Here’s why: The complex funding formula used to divvy up the big pot of money would tilt more funding toward sparsely populated states. It advantages rural states that have fewer people per square mile than those with denser, more urban populations.
Graham-Cassidy would also take the current Medicaid expansion spending from the 30 states that participate in the program and divvy it up among all 50 states. For a place like Texas, which has not expanded Medicaid, this would be a windfall — it might see its overall health funding rise under Graham-Cassidy. But a state like California would be dramatically disadvantaged, as it would see some of its Medicaid expansion funds sent elsewhere.
The individual market would become more expensive for the sick under Graham-Cassidy
Graham-Cassidy would allow states to waive out of two key Obamacare policies that protect sick Americans: a ban on underwriting and requirement to cover all essential health benefits.
The Affordable Care Act outlaws a practice called underwriting, where insurance plans tether their premiums to the expected health costs of a specific patient. Health plans would charge low premiums to healthy, young individuals but higher ones to those who are sicker or older.
Obamacare barred healths plans from varying premiums by health status; it required everyone to be charged the same. Graham-Cassidy would allow states a waiver out of any Obamacare provision that “restricts the criteria which a health insurance issuer may use to vary premium rates...except that a health insurance issuer may not vary premiums rates based on an individual’s sex.”
In other words: Graham-Cassidy doesn’t allow insurance plans to charge women more, but it does open the door to sick people once again facing higher premiums.

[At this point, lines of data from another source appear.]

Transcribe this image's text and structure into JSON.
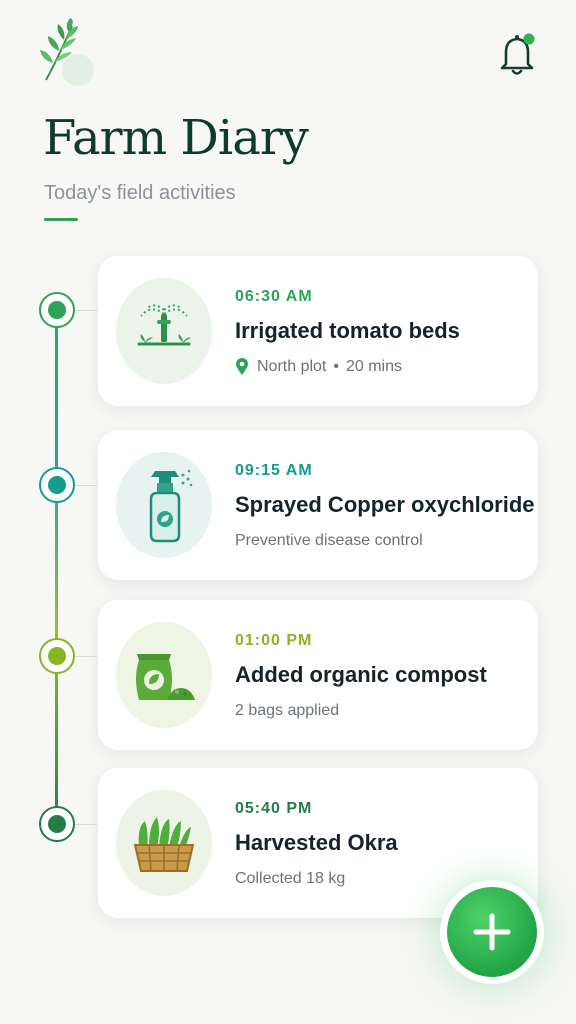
{
  "header": {
    "title": "Farm Diary",
    "subtitle": "Today's field activities",
    "logo_icon": "leaf-sprig-icon",
    "notification_icon": "bell-icon",
    "has_unread_notification": true
  },
  "colors": {
    "primary": "#2ea257",
    "title": "#0e3b2c",
    "teal": "#159c8f",
    "lime": "#8ab523",
    "dark_green": "#237e45"
  },
  "activities": [
    {
      "time": "06:30 AM",
      "title": "Irrigated tomato beds",
      "location": "North plot",
      "separator": "•",
      "duration": "20 mins",
      "icon": "sprinkler-icon",
      "accent": "#2ea257"
    },
    {
      "time": "09:15 AM",
      "title": "Sprayed Copper oxychloride",
      "detail": "Preventive disease control",
      "icon": "spray-bottle-icon",
      "accent": "#159c8f"
    },
    {
      "time": "01:00 PM",
      "title": "Added organic compost",
      "detail": "2 bags applied",
      "icon": "compost-bag-icon",
      "accent": "#8ab523"
    },
    {
      "time": "05:40 PM",
      "title": "Harvested Okra",
      "detail": "Collected 18 kg",
      "icon": "okra-basket-icon",
      "accent": "#237e45"
    }
  ],
  "fab": {
    "icon": "plus-icon"
  }
}
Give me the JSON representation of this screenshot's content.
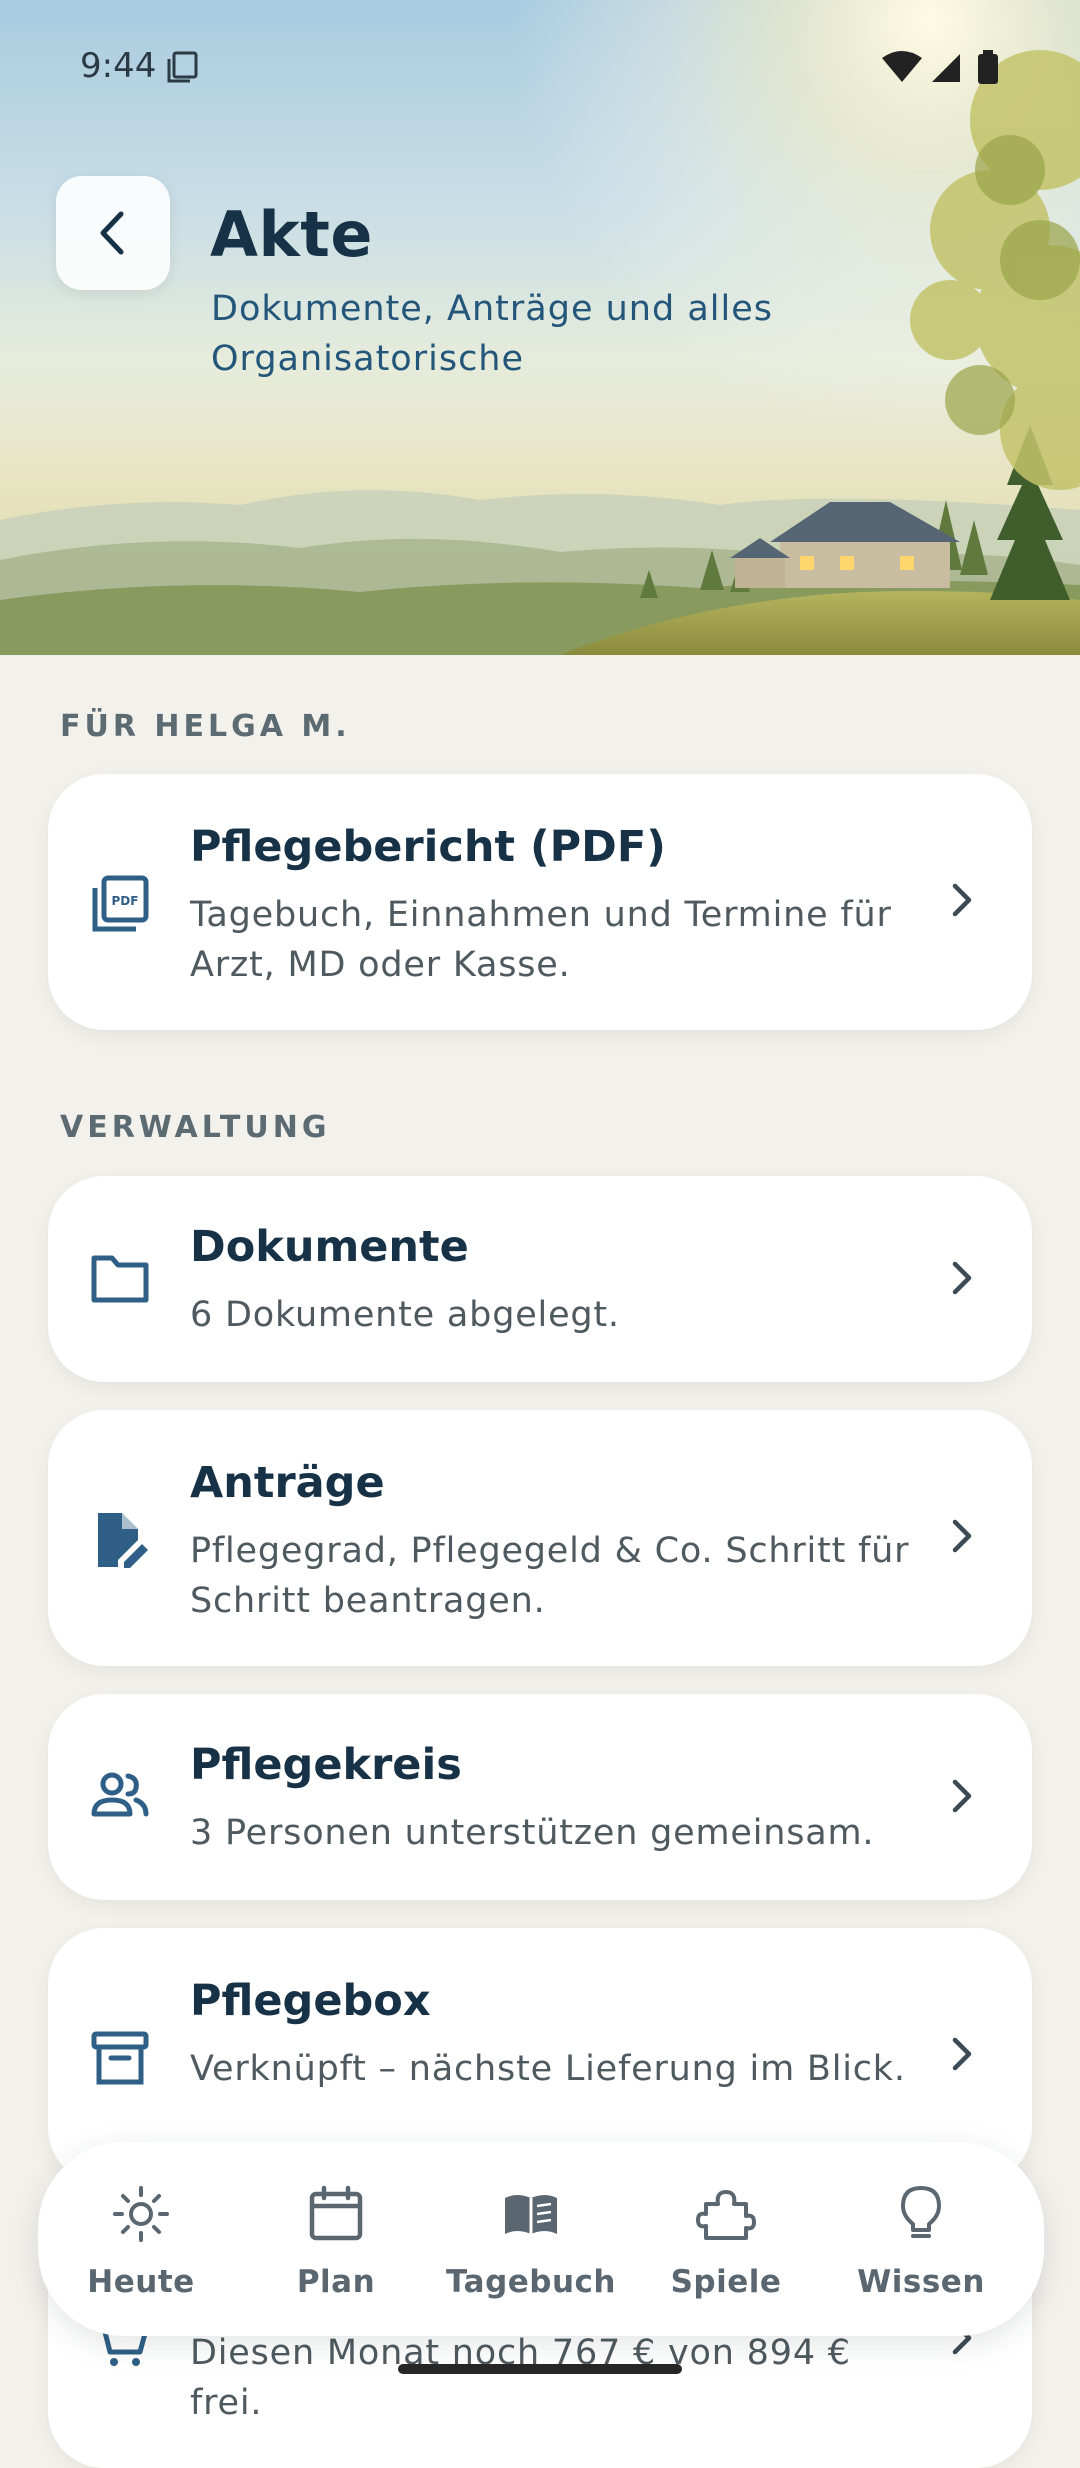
{
  "status_bar": {
    "time": "9:44"
  },
  "header": {
    "title": "Akte",
    "subtitle": "Dokumente, Anträge und alles Organisatorische"
  },
  "sections": [
    {
      "label": "FÜR HELGA M.",
      "cards": [
        {
          "title": "Pflegebericht (PDF)",
          "description": "Tagebuch, Einnahmen und Termine für Arzt, MD oder Kasse.",
          "icon": "pdf-icon"
        }
      ]
    },
    {
      "label": "VERWALTUNG",
      "cards": [
        {
          "title": "Dokumente",
          "description": "6 Dokumente abgelegt.",
          "icon": "folder-icon"
        },
        {
          "title": "Anträge",
          "description": "Pflegegrad, Pflegegeld & Co. Schritt für Schritt beantragen.",
          "icon": "document-edit-icon"
        },
        {
          "title": "Pflegekreis",
          "description": "3 Personen unterstützen gemeinsam.",
          "icon": "people-icon"
        },
        {
          "title": "Pflegebox",
          "description": "Verknüpft – nächste Lieferung im Blick.",
          "icon": "archive-box-icon"
        },
        {
          "title": "",
          "description": "Diesen Monat noch 767 € von 894 € frei.",
          "icon": "cart-icon"
        }
      ]
    }
  ],
  "bottom_nav": {
    "items": [
      {
        "label": "Heute",
        "icon": "sun-icon"
      },
      {
        "label": "Plan",
        "icon": "calendar-icon"
      },
      {
        "label": "Tagebuch",
        "icon": "book-icon"
      },
      {
        "label": "Spiele",
        "icon": "puzzle-icon"
      },
      {
        "label": "Wissen",
        "icon": "lightbulb-icon"
      }
    ]
  },
  "colors": {
    "primary_text": "#173247",
    "icon_blue": "#2f5f86",
    "background": "#f3f1ec",
    "card": "#ffffff"
  }
}
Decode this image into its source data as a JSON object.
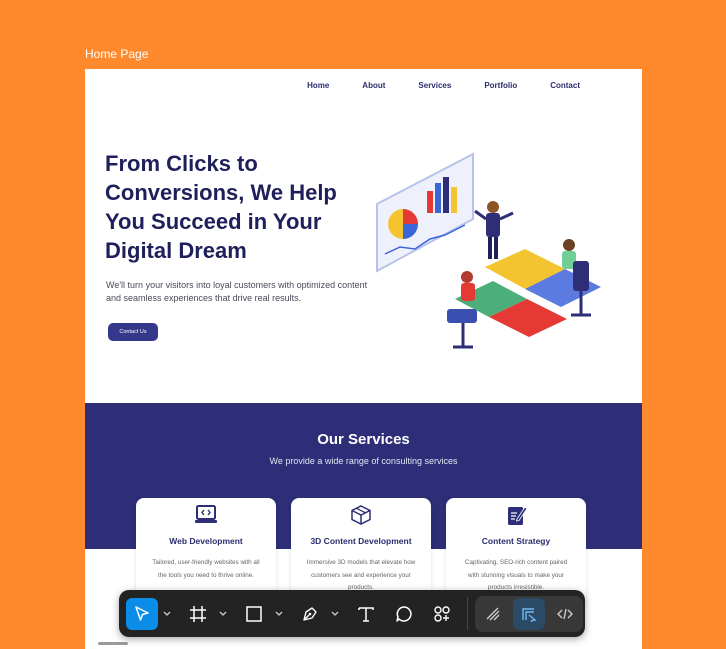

Graham-Cassidy also allows insurance plans to cover a smaller set of benefits. It lets states waive out of any Obamacare provision that “requires a health insurance issuer offering a coverage plan in the individual or small group market to ensure that certain benefits are included in such coverage.”
This means that states could significantly pare back their insurance coverage to cover less expensive benefits, things like maternity care or expensive prescription drugs.
The result would be a market that looks a lot like the market that existed before the Affordable Care Act. States would get more funding to help provide insurance coverage but there is no guarantee that they would reach the low-income, sicker population that needs that type of assistance the most.